FitzGerald shows that current texts depict the United States as a multiracial society. They incorporate at least some material on all the obvious racial and ethnic groups and suggest that even white Americans come from diverse ethnic background. She goes on to point out, however, the real risk involved in such an approach: that students will receive a message "that Americans have no common history, no common culture, and no common values, and that membership in a racial or cultural group constitutes the most fundamental experience of each individual."
Scattered through America Revised are stunning contrasts between the tone and content of contemporary textbooks as opposed to older ones: optimism and chauvinism have given way to an emphasis upon problems and unpleasantness; certainty about our national identity has been replaced by uncertainty; an emphasis upon our altruism and relative isolation has been replaced by an inability to make much sense out of U.S. foreign policy at all; a belief that individuals make history has been replaced by notions of vaguely vast "forces" determining events or by utter nonsense concerning matters of causation; and a visually dull experience has become a sensuous panorama of art and photography planned by designers running amuck with multi-colored layouts.
The final third of America Revised broadens into a history of shift in the philosophy of education as they have affected the teaching of social studies.
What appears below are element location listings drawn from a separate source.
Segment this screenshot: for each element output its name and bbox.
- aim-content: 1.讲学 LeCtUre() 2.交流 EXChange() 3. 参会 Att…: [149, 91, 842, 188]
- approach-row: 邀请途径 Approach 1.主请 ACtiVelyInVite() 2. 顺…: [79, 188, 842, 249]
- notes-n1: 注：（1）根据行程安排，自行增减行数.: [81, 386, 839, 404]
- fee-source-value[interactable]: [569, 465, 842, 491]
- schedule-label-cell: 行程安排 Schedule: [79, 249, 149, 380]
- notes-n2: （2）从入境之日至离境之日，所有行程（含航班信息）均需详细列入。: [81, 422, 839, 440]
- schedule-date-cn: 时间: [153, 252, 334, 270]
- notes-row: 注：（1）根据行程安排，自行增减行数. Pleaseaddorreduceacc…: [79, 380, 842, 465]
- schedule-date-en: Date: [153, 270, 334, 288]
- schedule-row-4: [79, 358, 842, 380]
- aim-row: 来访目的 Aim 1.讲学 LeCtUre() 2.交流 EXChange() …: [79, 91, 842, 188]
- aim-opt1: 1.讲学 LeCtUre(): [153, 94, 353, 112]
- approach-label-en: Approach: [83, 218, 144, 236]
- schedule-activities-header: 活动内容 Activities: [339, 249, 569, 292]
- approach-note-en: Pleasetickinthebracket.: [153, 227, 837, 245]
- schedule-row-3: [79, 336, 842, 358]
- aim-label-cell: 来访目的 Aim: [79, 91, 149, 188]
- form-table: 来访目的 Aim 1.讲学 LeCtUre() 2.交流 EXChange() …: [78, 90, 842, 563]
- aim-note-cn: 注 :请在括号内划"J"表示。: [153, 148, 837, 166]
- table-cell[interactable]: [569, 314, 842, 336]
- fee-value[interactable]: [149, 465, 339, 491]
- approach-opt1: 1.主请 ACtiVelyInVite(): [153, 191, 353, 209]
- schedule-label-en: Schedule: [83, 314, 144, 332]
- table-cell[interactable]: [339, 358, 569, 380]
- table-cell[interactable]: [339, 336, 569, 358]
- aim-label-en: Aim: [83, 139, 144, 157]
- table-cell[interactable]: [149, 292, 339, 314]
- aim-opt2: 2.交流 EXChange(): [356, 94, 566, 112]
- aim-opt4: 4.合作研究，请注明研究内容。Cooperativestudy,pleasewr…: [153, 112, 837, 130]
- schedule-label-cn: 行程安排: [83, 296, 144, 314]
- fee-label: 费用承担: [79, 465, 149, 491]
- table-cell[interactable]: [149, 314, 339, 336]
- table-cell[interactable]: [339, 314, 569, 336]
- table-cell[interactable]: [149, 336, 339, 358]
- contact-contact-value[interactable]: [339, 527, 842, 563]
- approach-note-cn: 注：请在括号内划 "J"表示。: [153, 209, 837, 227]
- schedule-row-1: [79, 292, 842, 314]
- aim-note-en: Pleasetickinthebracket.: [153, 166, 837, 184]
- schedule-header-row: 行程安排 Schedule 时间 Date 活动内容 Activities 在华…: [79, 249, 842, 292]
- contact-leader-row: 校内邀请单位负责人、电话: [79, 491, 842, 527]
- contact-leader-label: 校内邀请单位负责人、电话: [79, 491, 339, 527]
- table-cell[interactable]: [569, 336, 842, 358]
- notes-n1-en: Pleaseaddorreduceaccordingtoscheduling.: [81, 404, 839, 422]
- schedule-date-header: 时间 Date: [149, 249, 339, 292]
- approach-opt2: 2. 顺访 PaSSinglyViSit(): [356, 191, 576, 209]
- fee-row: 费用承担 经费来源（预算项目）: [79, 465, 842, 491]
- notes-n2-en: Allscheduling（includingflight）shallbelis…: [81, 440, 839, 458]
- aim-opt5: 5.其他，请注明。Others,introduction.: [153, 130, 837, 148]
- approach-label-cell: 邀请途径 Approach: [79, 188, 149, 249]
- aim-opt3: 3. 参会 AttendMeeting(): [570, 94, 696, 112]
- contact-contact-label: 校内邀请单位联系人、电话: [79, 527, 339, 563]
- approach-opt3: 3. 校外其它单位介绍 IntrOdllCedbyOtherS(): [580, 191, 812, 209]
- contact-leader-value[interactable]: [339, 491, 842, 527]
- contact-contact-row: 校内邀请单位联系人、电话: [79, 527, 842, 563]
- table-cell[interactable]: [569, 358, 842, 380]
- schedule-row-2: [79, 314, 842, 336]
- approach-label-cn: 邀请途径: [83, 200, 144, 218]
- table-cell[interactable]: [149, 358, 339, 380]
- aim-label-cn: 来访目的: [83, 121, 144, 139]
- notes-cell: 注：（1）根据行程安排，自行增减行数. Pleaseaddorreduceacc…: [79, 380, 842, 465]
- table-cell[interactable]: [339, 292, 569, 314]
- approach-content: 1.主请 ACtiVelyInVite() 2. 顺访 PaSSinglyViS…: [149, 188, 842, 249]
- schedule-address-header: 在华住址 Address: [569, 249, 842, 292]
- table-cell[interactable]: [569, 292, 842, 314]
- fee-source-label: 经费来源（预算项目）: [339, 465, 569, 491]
FitzGerald is wryly caustic about the politics of change within the educational establishment, and she supplies a succinct overview of the tedious debates that have drummed on throughout the 1960s and '70s.
"The progressives are children of Rousseau, who believe in an equlitarian society, in the perfection of 'nature,' and in the perfectibility of man through education or a change in consciousness. The fundamentalists believe in God, not in man; they believe that man and society can survive only by the strictest obedience to a single, permanent set of truths, laws, and values. The mandarins are temperamental agnostics, who believe nonetheless in meritocracy, in the power of the intellect, and in the value of science and cultural tradition. Over the years, these three groups have done battle with one another over almost every issue in education: who should control the schools, what should be taught in them, and whose interest should be served. In spite of their differences, however, they have, over the course of a century, come to adopt much the same attitude toward the purpose of schooling and the psychology of children."
Has FitzGerald trivalized her talents? I think not. She has provided a report of paramount importance to historians, educators and parents, obviously, but also, I believe, to politicians and journalists, psychologists and sociologists, members of school boards adn civil liberties groups (owing to the nasty problem of censorship).
The responsibility of textbook publishers is truly awesome because the audiences for their products are "huge, impressionable, and captive." As FitzGerald notes, the textbook editors "must appear to be the arbiters of American values, and the publishing companies the Ministries of Truth for children." With so much power over the past and future, textbook people ought to be profound sages. Oddly enough, alas, as the author concludes, "few people in the textbook business seem to reflect on their role as truth givers."